In other words, they can't possibly be copying Mr. Oizo, because they're just copying someone else.

(The hilarious thing is that if you Shazam "Triangle", Shazam thinks it's "Flatbeats", by an act called Lunde Bros.—a song that, sure enough, is based on the same damn Vengeance loop, but at least has the decency to be titled in homage to the Mr. Oizo song.)

A commenter on their Facebook page located the sample; apparently, it comes from the Vengeance Essential House Vol. 3 sample pack. Another user uploaded the sound to Zippyshare, and it's definitely the riff they used in "Triangle". Setting aside for a moment the fact that Nari and Milani clearly knew that the Vengeance sample they used sounded like "Flat Beat", because they indicate as much in their Facebook post, the real question is this: Why on earth would a pair of "producers" think that it was acceptable to copy the principal motif for one of their songs directly from a sample pack? Why aren't they mortified that they should have to admit to using generic, readymade content? Wouldn't it be a thousand times less embarrassing to just say that they copied "Flat Beat" from Mr. Oizo—it is, after all, an iconic song—rather than copping to using a plug-and-play loop that they fucking know copies "Flat Beat", and, moreover, they know has already been used by someone else?

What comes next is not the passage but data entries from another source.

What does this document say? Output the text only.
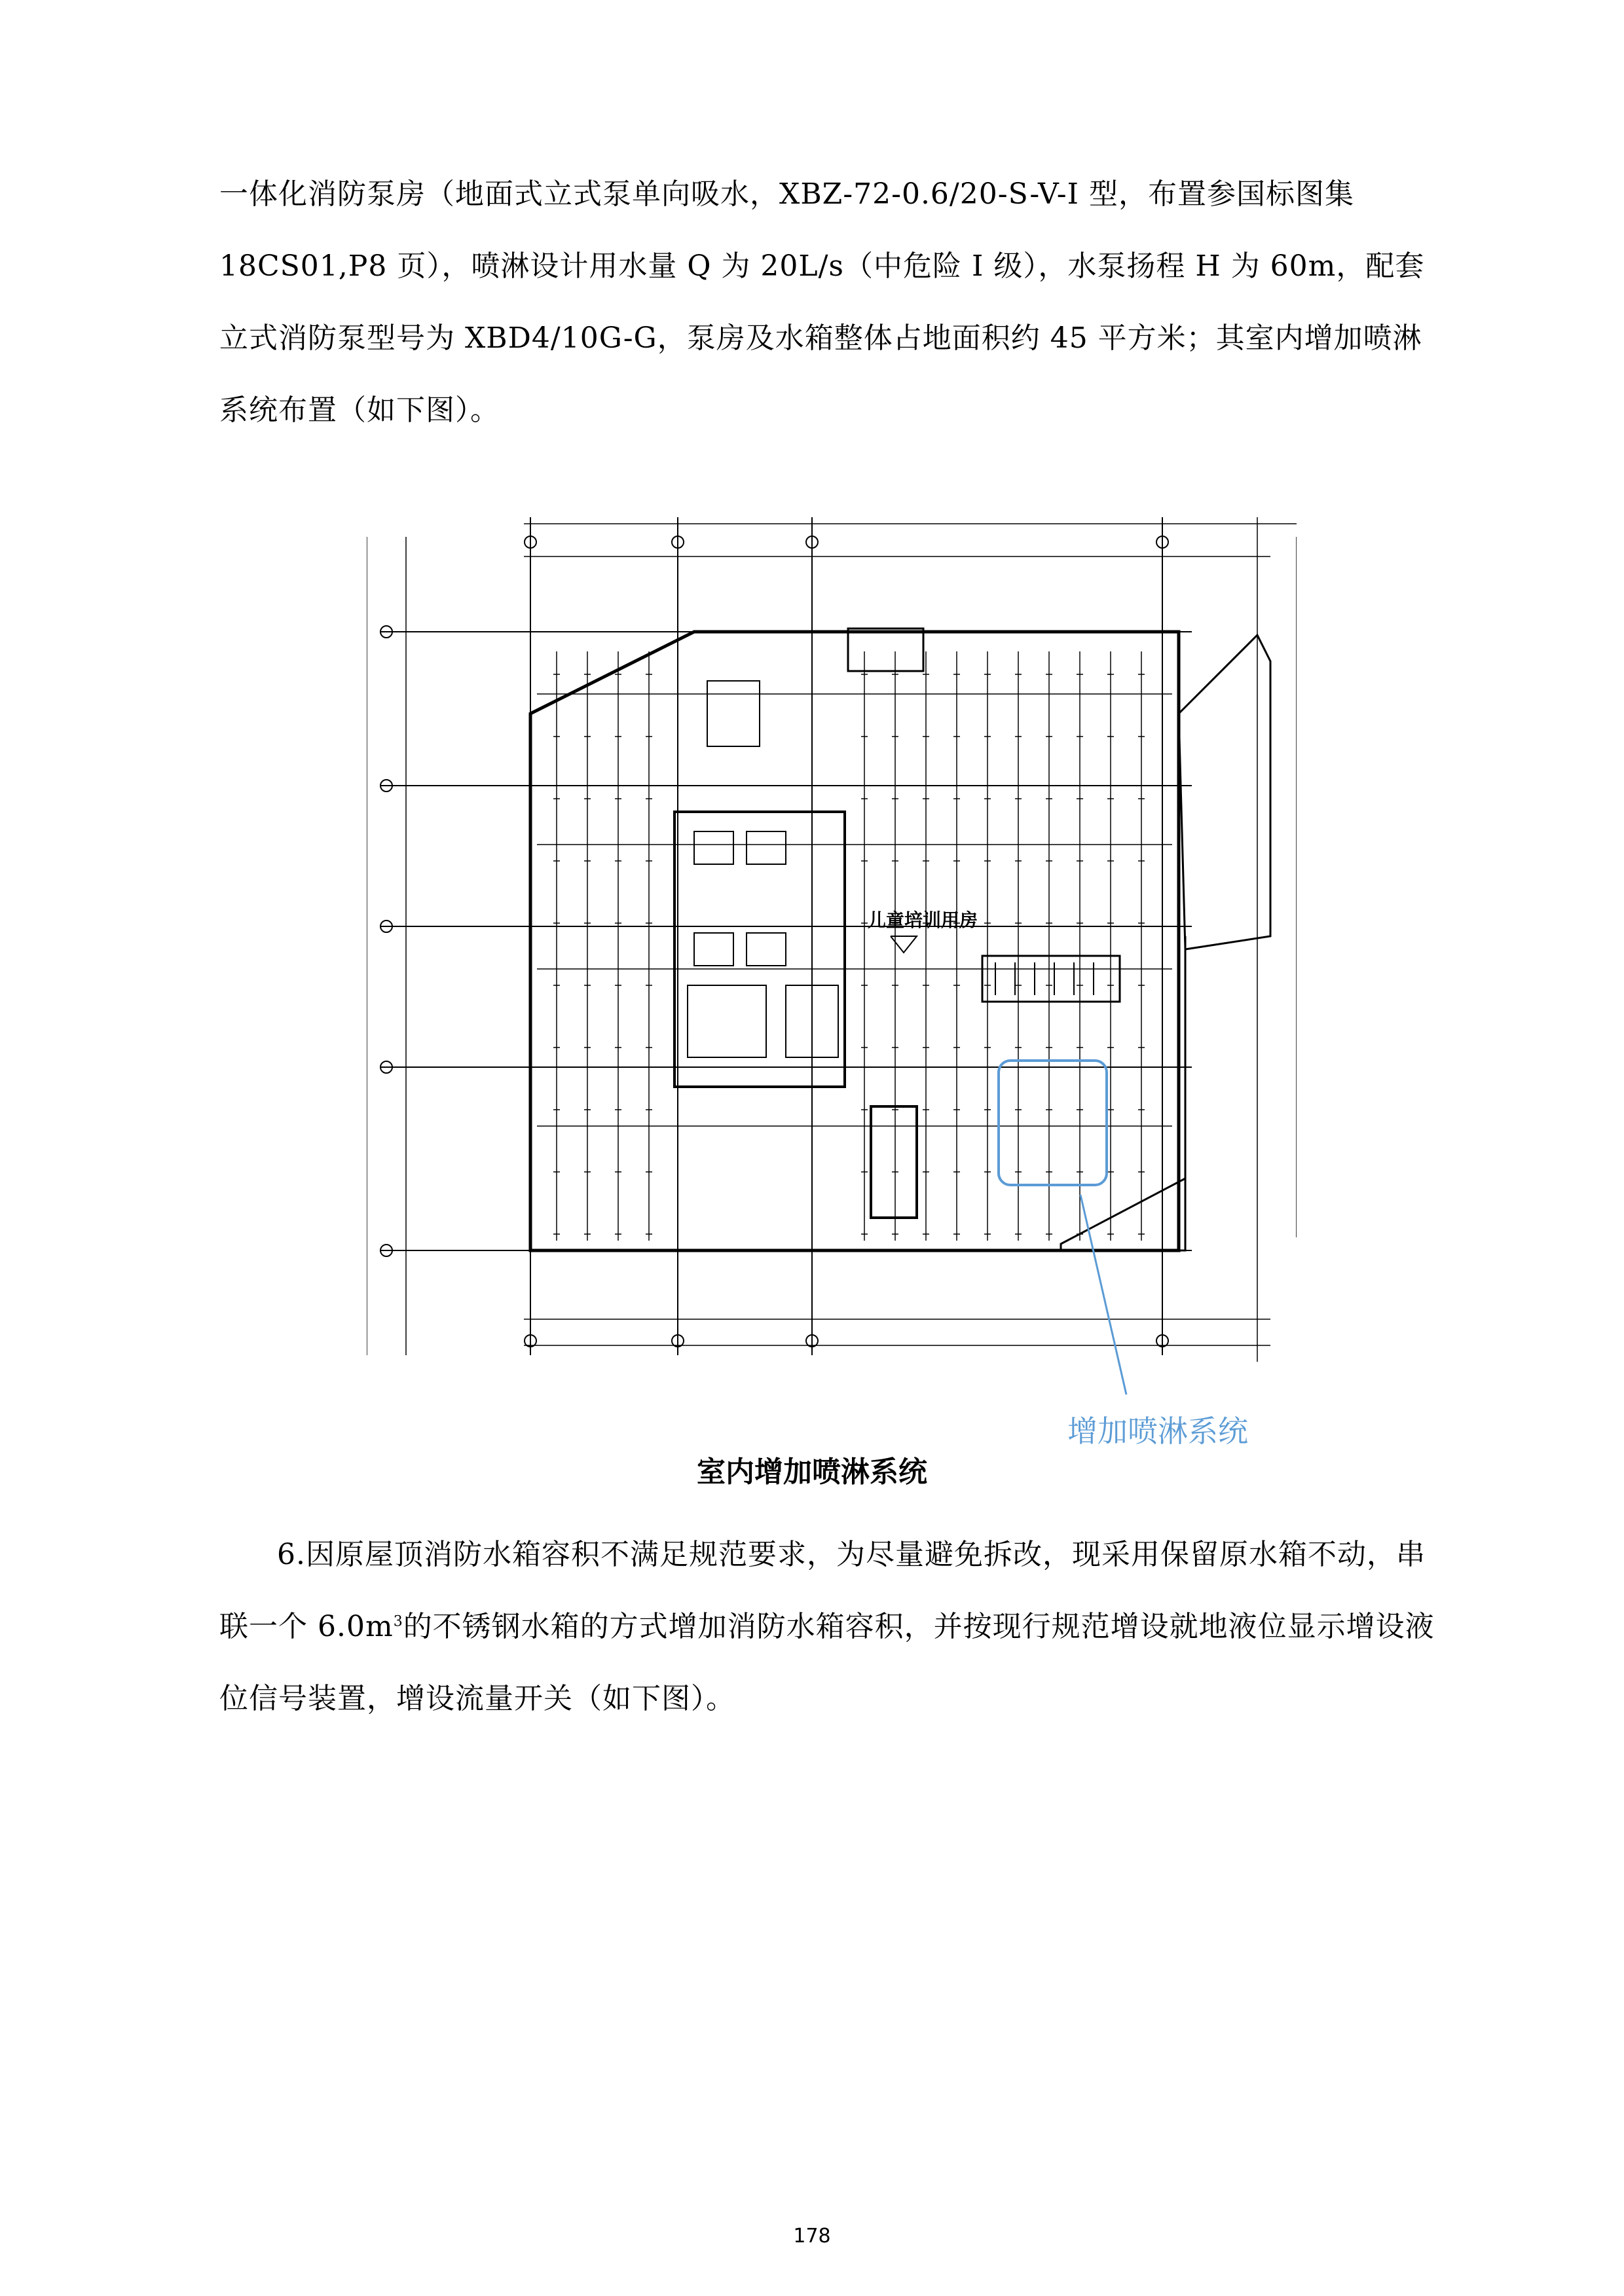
一体化消防泵房（地面式立式泵单向吸水，XBZ-72-0.6/20-S-V-I 型，布置参国标图集18CS01,P8 页），喷淋设计用水量 Q 为 20L/s（中危险 I 级），水泵扬程 H 为 60m，配套立式消防泵型号为 XBD4/10G-G，泵房及水箱整体占地面积约 45 平方米；其室内增加喷淋系统布置（如下图）。

儿童培训用房

增加喷淋系统

室内增加喷淋系统

6.因原屋顶消防水箱容积不满足规范要求，为尽量避免拆改，现采用保留原水箱不动，串联一个 $6.0m^3$的不锈钢水箱的方式增加消防水箱容积，并按现行规范增设就地液位显示增设液位信号装置，增设流量开关（如下图）。

178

I was going to say, because they thought they could get away with it. But on second thought, the answer is actually more complicated, and more interesting. Because it's clear that for these producers, who I suspect are all too representative of commercial EDM as a whole, they don't even think there's anything to get away with. They feel no shame because for them, buying pre-made loops and plugging them into an arrangement (almost certainly with other pre-made loops) is the most natural thing in the world. They have no concept that there's more to making music than combining readymade pieces. They have no concept that creating is different from consuming.

And I'm not sure they're alone in this! In a contemporary mediascape defined by aggregation and Tumblr-style "curation"—and before a public that expects all dance music to sound exactly alike, conditioned by one-hour sets peppered with the same slim handful of identikit chart-toppers—why would they believe any differently?

Spacemen 3 once wrote "Taking Drugs to Make Music to Take Drugs To"; it's clear that the prevailing attitude among EDM producers is "consuming content to make content to"—well, to take drugs to. Maybe they should just cut out the middleman, scrap those enormous DJ fees, and everyone could take drugs while wiling out to Vengeance sample packs. Loops for everyone! The first one's always free.